(If I did that right, it says "Jheti's Horrible Adventure". If I did not do it right, it says "A Horrible Jheti of Secrets", or something similarly WIRONG. XD)
Then again, About.com swears that "Nante koto kashira!" is female!Japanese for "Jesus Christ!" and that's wrong. "Nante koto kashira", contextually, would be, "I don't fucking believe it!"
I'mma say this just once, so listen, oye, ore, ore, ore!
What we say don't matter. For instance, "I swear on a stack of Bibles!" does not involve a large pile of holy paper. (Unless you're in court.) All it means is, "I'm totally fucking SERIOUS HERE, DUDE."
Nouns are pretty, and solid, and also mostly irrelevant in social context because of figures of speech, ornaments thereof, usage patterns, etc. etc. etc., and that's WAAAY more true when you're learning a language different from your own. That is, using the words the right way is infinitely mas importante than knowing what they mean.
I could go on about sono, kono, and ano. They're like ese and esos, or this and that.
But, taken collectively, and said with a shruggish gesture, sono, kono, ano is EXACTLY. Like saying, "this, that, and the other thing". For example, in conversation you might say, "Sally said this and that and the other thing," and that's how you would do it.
Even though ano means "that OVER THERE", directionally.
Bonus Lesson!
Ano is also Japanese for "Ummmm..." or "Uhh..." and is used to pause for thought without looking rude.
Okay, I'm done, I swear. On a stack of Bibles.
I could, actually. I own four. My relatives used to give them to me at Christmas, in apparent fear for my soul.
Anyway, my day.
I woke up hungry and skipped breakfast to catch the bus.
I fed baby and took her for walkies, and studied mythology in the library at teacher's insistence, and all was bliss.
Until. *Roll the black clouds in from stage right, and cue the ominous music...*
The bus arrived.
It was about twenty minutes late, too, but what the hell? Where was the harm? The call signs were for my city, and I even ASKED THE DRIVER, "Are y'all goin' to (my city)?" and he was all, "Yeah! Yeah! Get on!"

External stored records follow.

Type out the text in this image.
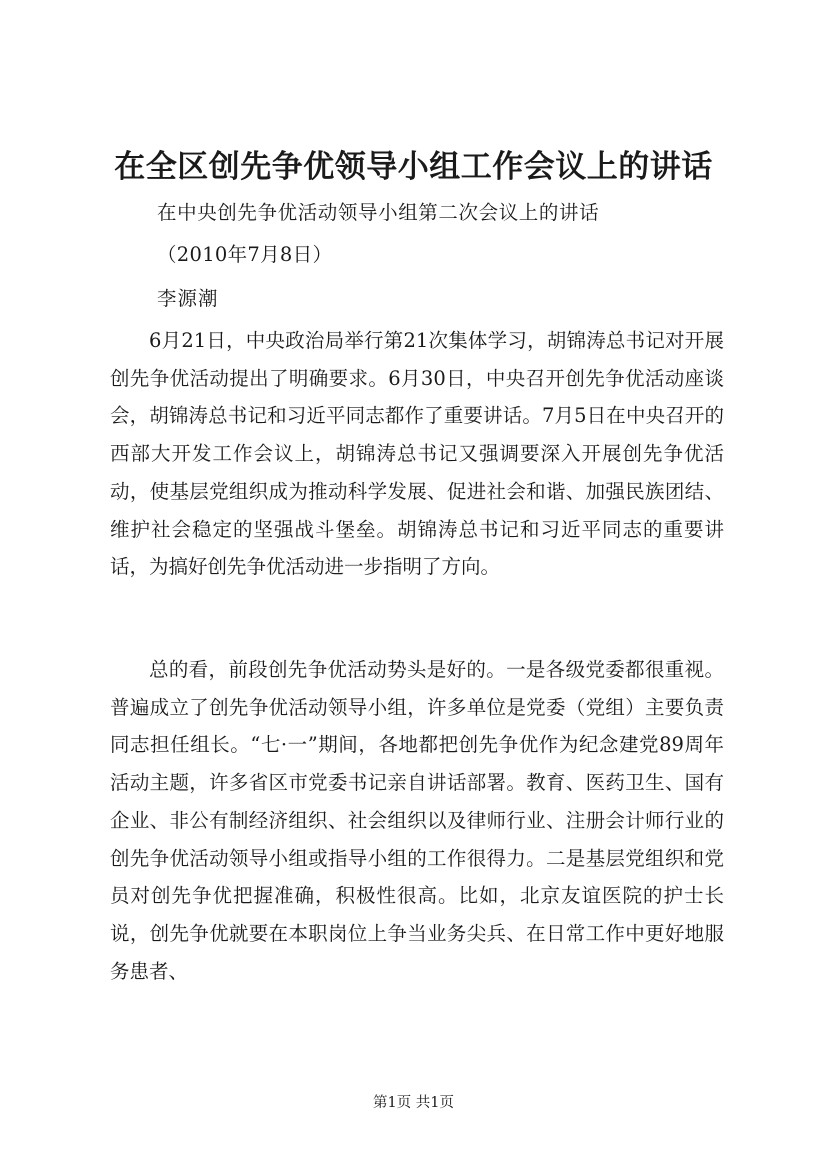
在全区创先争优领导小组工作会议上的讲话
在中央创先争优活动领导小组第二次会议上的讲话
（2010年7月8日）
李源潮

6月21日，中央政治局举行第21次集体学习，胡锦涛总书记对开展创先争优活动提出了明确要求。6月30日，中央召开创先争优活动座谈会，胡锦涛总书记和习近平同志都作了重要讲话。7月5日在中央召开的西部大开发工作会议上，胡锦涛总书记又强调要深入开展创先争优活动，使基层党组织成为推动科学发展、促进社会和谐、加强民族团结、维护社会稳定的坚强战斗堡垒。胡锦涛总书记和习近平同志的重要讲话，为搞好创先争优活动进一步指明了方向。

总的看，前段创先争优活动势头是好的。一是各级党委都很重视。普遍成立了创先争优活动领导小组，许多单位是党委（党组）主要负责同志担任组长。“七·一”期间，各地都把创先争优作为纪念建党89周年活动主题，许多省区市党委书记亲自讲话部署。教育、医药卫生、国有企业、非公有制经济组织、社会组织以及律师行业、注册会计师行业的创先争优活动领导小组或指导小组的工作很得力。二是基层党组织和党员对创先争优把握准确，积极性很高。比如，北京友谊医院的护士长说，创先争优就要在本职岗位上争当业务尖兵、在日常工作中更好地服务患者、

第1页 共1页
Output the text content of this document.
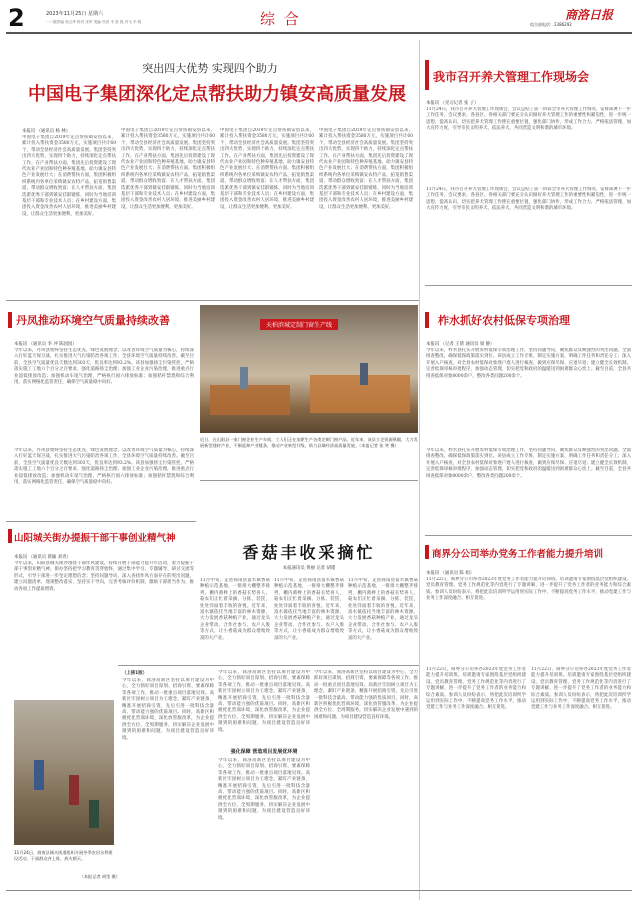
2	2023年11月25日 星期六
一二版责编 尚文华 校对 宋军 美编 冯世 韦 张 段 冯飞 平 明	综 合	商洛日报
综合部电话：2386292
突出四大优势 实现四个助力
中国电子集团深化定点帮扶助力镇安高质量发展
本报讯 （通讯员 杨 林）
中国电子集团自2019年定点帮扶镇安县以来，累计投入帮扶资金3580万元，实施项目共计60个，带动全县经济社会高质量发展。集团坚持突出四大优势，实现四个助力，持续深化定点帮扶工作。在产业帮扶方面，集团先后投资建设了现代农业产业园和特色种养殖基地，助力镇安县特色产业发展壮大；在消费帮扶方面，集团积极组织系统内各单位采购镇安农特产品，拓宽销售渠道，带动群众增收致富；在人才帮扶方面，集团选派优秀干部到镇安挂职锻炼，同时为当地培训基层干部和专业技术人员；在乡村建设方面，集团投入资金改善农村人居环境，推进美丽乡村建设，让群众生活更加便利、更加美好。
中国电子集团自2019年定点帮扶镇安县以来，累计投入帮扶资金3580万元，实施项目共计60个，带动全县经济社会高质量发展。集团坚持突出四大优势，实现四个助力，持续深化定点帮扶工作。在产业帮扶方面，集团先后投资建设了现代农业产业园和特色种养殖基地，助力镇安县特色产业发展壮大；在消费帮扶方面，集团积极组织系统内各单位采购镇安农特产品，拓宽销售渠道，带动群众增收致富；在人才帮扶方面，集团选派优秀干部到镇安挂职锻炼，同时为当地培训基层干部和专业技术人员；在乡村建设方面，集团投入资金改善农村人居环境，推进美丽乡村建设，让群众生活更加便利、更加美好。
中国电子集团自2019年定点帮扶镇安县以来，累计投入帮扶资金3580万元，实施项目共计60个，带动全县经济社会高质量发展。集团坚持突出四大优势，实现四个助力，持续深化定点帮扶工作。在产业帮扶方面，集团先后投资建设了现代农业产业园和特色种养殖基地，助力镇安县特色产业发展壮大；在消费帮扶方面，集团积极组织系统内各单位采购镇安农特产品，拓宽销售渠道，带动群众增收致富；在人才帮扶方面，集团选派优秀干部到镇安挂职锻炼，同时为当地培训基层干部和专业技术人员；在乡村建设方面，集团投入资金改善农村人居环境，推进美丽乡村建设，让群众生活更加便利、更加美好。
中国电子集团自2019年定点帮扶镇安县以来，累计投入帮扶资金3580万元，实施项目共计60个，带动全县经济社会高质量发展。集团坚持突出四大优势，实现四个助力，持续深化定点帮扶工作。在产业帮扶方面，集团先后投资建设了现代农业产业园和特色种养殖基地，助力镇安县特色产业发展壮大；在消费帮扶方面，集团积极组织系统内各单位采购镇安农特产品，拓宽销售渠道，带动群众增收致富；在人才帮扶方面，集团选派优秀干部到镇安挂职锻炼，同时为当地培训基层干部和专业技术人员；在乡村建设方面，集团投入资金改善农村人居环境，推进美丽乡村建设，让群众生活更加便利、更加美好。
我市召开养犬管理工作现场会
本报讯 （见习记者 张 子）
11月24日，我市召开养犬管理工作现场会，会议总结了前一阶段全市养犬管理工作情况，安排部署下一步工作任务。会议要求，各县区、各相关部门要充分认识做好养犬管理工作的重要性和紧迫性，进一步统一思想，提高认识，切实把养犬管理工作摆在重要位置，强化部门协作，形成工作合力，严格依法管理，加大宣传力度，引导市民文明养犬、依法养犬，共同营造文明和谐的城市环境。
11月24日，我市召开养犬管理工作现场会，会议总结了前一阶段全市养犬管理工作情况，安排部署下一步工作任务。会议要求，各县区、各相关部门要充分认识做好养犬管理工作的重要性和紧迫性，进一步统一思想，提高认识，切实把养犬管理工作摆在重要位置，强化部门协作，形成工作合力，严格依法管理，加大宣传力度，引导市民文明养犬、依法养犬，共同营造文明和谐的城市环境。
丹凤推动环境空气质量持续改善
本报讯 （通讯员 李 冲 陈园园）
今年以来，丹凤县始终坚持生态优先、绿色发展理念，以改善环境空气质量为核心，持续深入打好蓝天保卫战，扎实推进大气污染防治各项工作，全县环境空气质量持续改善。截至目前，全县空气质量优良天数达到303天，优良率达到93.2%。该县加强扬尘污染管控，严格落实施工工地六个百分之百要求，强化道路扬尘治理；加强工业企业污染治理，推进重点行业超低排放改造；加强机动车尾气治理，严格执行国六排放标准；加强秸秆禁烧和综合利用，落实网格化监管责任，确保空气质量稳中向好。
今年以来，丹凤县始终坚持生态优先、绿色发展理念，以改善环境空气质量为核心，持续深入打好蓝天保卫战，扎实推进大气污染防治各项工作，全县环境空气质量持续改善。截至目前，全县空气质量优良天数达到303天，优良率达到93.2%。该县加强扬尘污染管控，严格落实施工工地六个百分之百要求，强化道路扬尘治理；加强工业企业污染治理，推进重点行业超低排放改造；加强机动车尾气治理，严格执行国六排放标准；加强秸秆禁烧和综合利用，落实网格化监管责任，确保空气质量稳中向好。
天柏滨城定制门窗生产线
近日，在山阳县一家门窗企业生产车间，工人们正在加紧生产各类定制门窗产品。近年来，该县立足资源禀赋，大力发展新型建材产业，不断延伸产业链条，推动产业转型升级，助力县域经济高质量发展。（本报记者 张 笑 摄）
柞水抓好农村低保专项治理
本报讯 （记者 王倩 通讯员 梁 静）
今年以来，柞水县扎实开展农村低保专项治理工作，坚持问题导向，聚焦群众反映强烈的突出问题，全面排查整改，确保低保政策落实到位。该县成立工作专班，制定实施方案，明确工作任务和责任分工；深入开展入户核查，对全县农村低保对象逐户逐人进行核查，做到应保尽保、应退尽退；建立健全长效机制，完善低保审核审批程序，加强动态管理，切实把党和政府的温暖送到困难群众心坎上。截至目前，全县共排查低保对象8000余户，整改各类问题200余个。
今年以来，柞水县扎实开展农村低保专项治理工作，坚持问题导向，聚焦群众反映强烈的突出问题，全面排查整改，确保低保政策落实到位。该县成立工作专班，制定实施方案，明确工作任务和责任分工；深入开展入户核查，对全县农村低保对象逐户逐人进行核查，做到应保尽保、应退尽退；建立健全长效机制，完善低保审核审批程序，加强动态管理，切实把党和政府的温暖送到困难群众心坎上。截至目前，全县共排查低保对象8000余户，整改各类问题200余个。
山阳城关街办提振干部干事创业精气神
本报讯 （通讯员 蔡颖 刘青）
今年以来，山阳县城关街办围绕干部作风建设，持续开展干部能力提升年活动，着力提振干部干事创业精气神。街办坚持把学习教育贯穿始终，通过集中学习、专题辅导、研讨交流等形式，引导干部进一步坚定理想信念；坚持问题导向，深入查找作风方面存在的突出问题，建立问题清单，逐项整改落实；坚持实干导向，完善考核评价机制，激励干部担当作为，推动各项工作提质增效。
11月24日，商南县城关街道组织开展冬季农田水利建设活动，干部群众齐上阵，热火朝天。
（本报记者 胡莹 摄）
香菇丰收采摘忙
本报通讯员 黄丽 记者 胡瑾
11月中旬，走进商南县富水镇香菇种植示范基地，一排排大棚整齐排列，棚内菌棒上的香菇长势喜人，菇农们正忙着采摘、分拣、装筐，处处洋溢着丰收的喜悦。近年来，富水镇依托当地丰富的林木资源，大力发展香菇种植产业，通过龙头企业带动、合作社参与、农户入股等方式，让小香菇成为群众增收致富的大产业。
11月中旬，走进商南县富水镇香菇种植示范基地，一排排大棚整齐排列，棚内菌棒上的香菇长势喜人，菇农们正忙着采摘、分拣、装筐，处处洋溢着丰收的喜悦。近年来，富水镇依托当地丰富的林木资源，大力发展香菇种植产业，通过龙头企业带动、合作社参与、农户入股等方式，让小香菇成为群众增收致富的大产业。
11月中旬，走进商南县富水镇香菇种植示范基地，一排排大棚整齐排列，棚内菌棒上的香菇长势喜人，菇农们正忙着采摘、分拣、装筐，处处洋溢着丰收的喜悦。近年来，富水镇依托当地丰富的林木资源，大力发展香菇种植产业，通过龙头企业带动、合作社参与、农户入股等方式，让小香菇成为群众增收致富的大产业。
（上接1版）
今年以来，商洛高新区坚持以项目建设为中心，全力抓好项目谋划、招商引资、要素保障等各项工作，推动一批重点项目落地见效。高新区牢固树立项目为王理念，紧盯产业链条，精准开展招商引资，先后引进一批科技含量高、带动能力强的优质项目。同时，高新区积极优化营商环境，深化放管服改革，为企业提供全方位、全周期服务，切实解决企业发展中遇到的困难和问题，为项目建设营造良好环境。
今年以来，商洛高新区坚持以项目建设为中心，全力抓好项目谋划、招商引资、要素保障等各项工作，推动一批重点项目落地见效。高新区牢固树立项目为王理念，紧盯产业链条，精准开展招商引资，先后引进一批科技含量高、带动能力强的优质项目。同时，高新区积极优化营商环境，深化放管服改革，为企业提供全方位、全周期服务，切实解决企业发展中遇到的困难和问题，为项目建设营造良好环境。
强化保障 营造项目发展优环境
今年以来，商洛高新区坚持以项目建设为中心，全力抓好项目谋划、招商引资、要素保障等各项工作，推动一批重点项目落地见效。高新区牢固树立项目为王理念，紧盯产业链条，精准开展招商引资，先后引进一批科技含量高、带动能力强的优质项目。同时，高新区积极优化营商环境，深化放管服改革，为企业提供全方位、全周期服务，切实解决企业发展中遇到的困难和问题，为项目建设营造良好环境。
今年以来，商洛高新区坚持以项目建设为中心，全力抓好项目谋划、招商引资、要素保障等各项工作，推动一批重点项目落地见效。高新区牢固树立项目为王理念，紧盯产业链条，精准开展招商引资，先后引进一批科技含量高、带动能力强的优质项目。同时，高新区积极优化营商环境，深化放管服改革，为企业提供全方位、全周期服务，切实解决企业发展中遇到的困难和问题，为项目建设营造良好环境。
商界分公司举办党务工作者能力提升培训
本报讯 （通讯员 陈 娟）
11月22日，商界分公司举办2023年度党务工作者能力提升培训班。培训邀请专家围绕基层党组织建设、党员教育管理、党务工作规范化等内容进行了专题讲解，进一步提升了党务工作者的业务能力和综合素质。参训人员纷纷表示，将把此次培训所学运用到实际工作中，不断提高党务工作水平，推动党建工作与业务工作深度融合、相互促进。
11月22日，商界分公司举办2023年度党务工作者能力提升培训班。培训邀请专家围绕基层党组织建设、党员教育管理、党务工作规范化等内容进行了专题讲解，进一步提升了党务工作者的业务能力和综合素质。参训人员纷纷表示，将把此次培训所学运用到实际工作中，不断提高党务工作水平，推动党建工作与业务工作深度融合、相互促进。
11月22日，商界分公司举办2023年度党务工作者能力提升培训班。培训邀请专家围绕基层党组织建设、党员教育管理、党务工作规范化等内容进行了专题讲解，进一步提升了党务工作者的业务能力和综合素质。参训人员纷纷表示，将把此次培训所学运用到实际工作中，不断提高党务工作水平，推动党建工作与业务工作深度融合、相互促进。
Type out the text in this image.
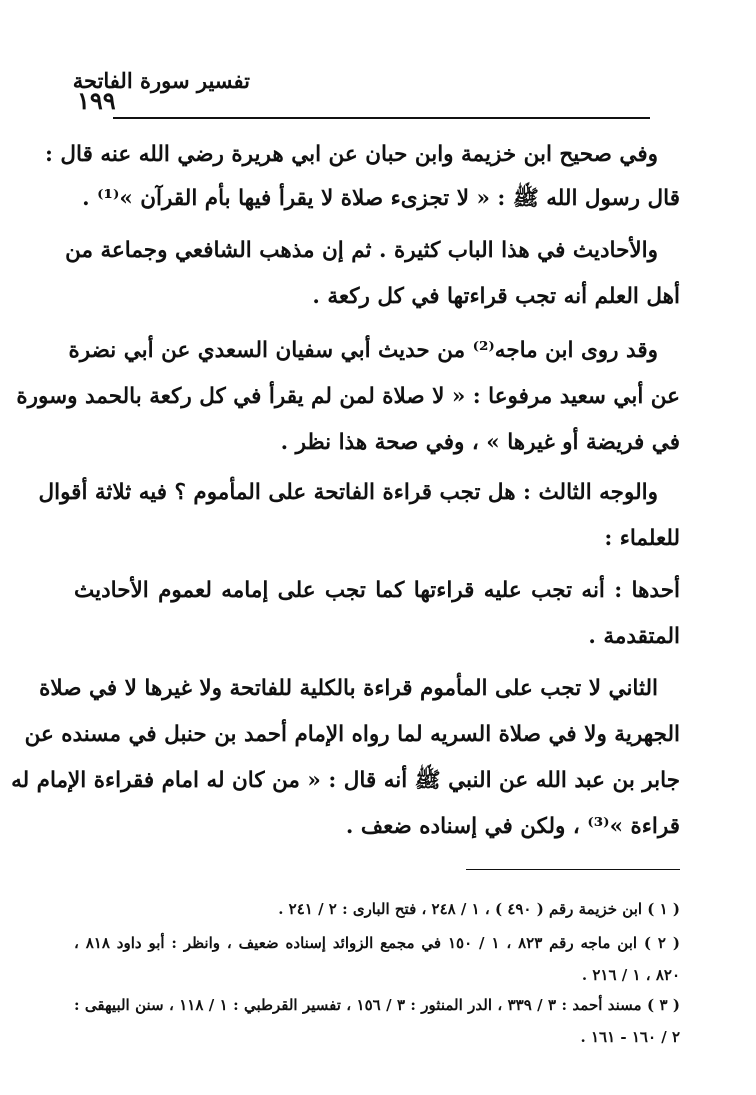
تفسير سورة الفاتحة
١٩٩
وفي صحيح ابن خزيمة وابن حبان عن ابي هريرة رضي الله عنه قال :
قال رسول الله ﷺ : « لا تجزىء صلاة لا يقرأ فيها بأم القرآن »⁽¹⁾ .
والأحاديث في هذا الباب كثيرة . ثم إن مذهب الشافعي وجماعة من
أهل العلم أنه تجب قراءتها في كل ركعة .
وقد روى ابن ماجه⁽²⁾ من حديث أبي سفيان السعدي عن أبي نضرة
عن أبي سعيد مرفوعا : « لا صلاة لمن لم يقرأ في كل ركعة بالحمد وسورة
في فريضة أو غيرها » ، وفي صحة هذا نظر .
والوجه الثالث : هل تجب قراءة الفاتحة على المأموم ؟ فيه ثلاثة أقوال
للعلماء :
أحدها : أنه تجب عليه قراءتها كما تجب على إمامه لعموم الأحاديث
المتقدمة .
الثاني لا تجب على المأموم قراءة بالكلية للفاتحة ولا غيرها لا في صلاة
الجهرية ولا في صلاة السريه لما رواه الإمام أحمد بن حنبل في مسنده عن
جابر بن عبد الله عن النبي ﷺ أنه قال : « من كان له امام فقراءة الإمام له
قراءة »⁽³⁾ ، ولكن في إسناده ضعف .
( ١ ) ابن خزيمة رقم ( ٤٩٠ ) ، ١ / ٢٤٨ ، فتح البارى : ٢ / ٢٤١ .
( ٢ ) ابن ماجه رقم ٨٢٣ ، ١ / ١٥٠ في مجمع الزوائد إسناده ضعيف ، وانظر : أبو داود ٨١٨ ،
٨٢٠ ، ١ / ٢١٦ .
( ٣ ) مسند أحمد : ٣ / ٣٣٩ ، الدر المنثور : ٣ / ١٥٦ ، تفسير القرطبي : ١ / ١١٨ ، سنن البيهقى :
٢ / ١٦٠ - ١٦١ .
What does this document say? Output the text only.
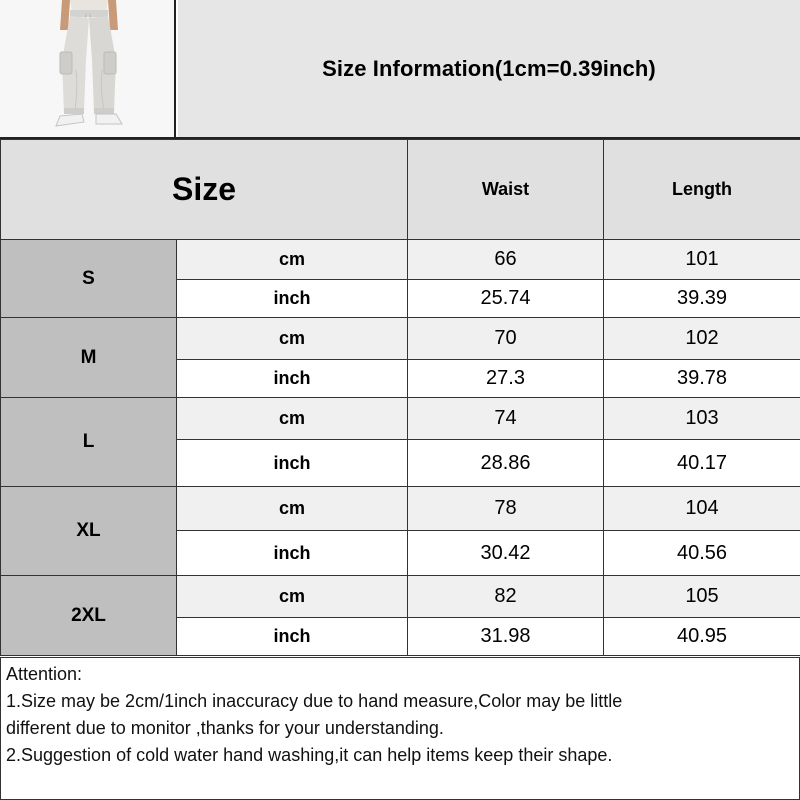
Size Information(1cm=0.39inch)
Size		Waist	Length
S	cm	66	101
	inch	25.74	39.39
M	cm	70	102
	inch	27.3	39.78
L	cm	74	103
	inch	28.86	40.17
XL	cm	78	104
	inch	30.42	40.56
2XL	cm	82	105
	inch	31.98	40.95
Attention:
1.Size may be 2cm/1inch inaccuracy due to hand measure,Color may be little
different due to monitor ,thanks for your understanding.
2.Suggestion of cold water hand washing,it can help items keep their shape.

Because, usually, they will leave their call signs up and never change them no matter what fucking route they're currently in the process of running. So I asked ahead, and got the right response.
I thought.
It took me a little while to realize how horribly, utterly not right something was. I saw a familiar chicken restaurant out the window, freaked out (silently, something I've learned to do through three years of panic attacks), and called for the next stop immediately. I slipped out the back and walked.
Eight and a half blocks. Carrying twenty pounds of bag/book/notes/baby!sugar!angel!princess etc. Through a moderately not-nice part of town. People have been shot on that street. I am not making that up, my hand to god, they were fucking shot. With bullets. Whether they were killed slips my memory. Anyway.
Thank god it was daytime. By day, everywhere is just like Disney World. Only with more litter.
I got the usual assortment of drive-by honkings and bystander catcalls.
Did you know, no matter how fat you are, eventually your legs just kind of go numb and you can do anything? It was either euphoria or heat exhaustion. Splendid cure for pain. I felt nothing from my tits down. It was awesome.
When at last the outdoor water fountains came into view, I WANTED. I almost sat down/fell down flat on my ass from wanting water so bad. The fountain, long-unused, was encrusted with bird shit, and I was actually drooling. Over the prospect of water. It was kind of surreal.
I'm not sure how I got past it and into the building to the fountains I could actually drink from. People stared. They do that. Water! MINE. I pay to go to school here, I can fucking well drink ALL THE WATER and not leave anyone else ANY. Ever.
But yah that's how that went. Eight blocks to stagger through the building and then all the way across campus to the exact. Same. Stop. It only took me about half an hour, too. I got to sit and wait for another one. Ish.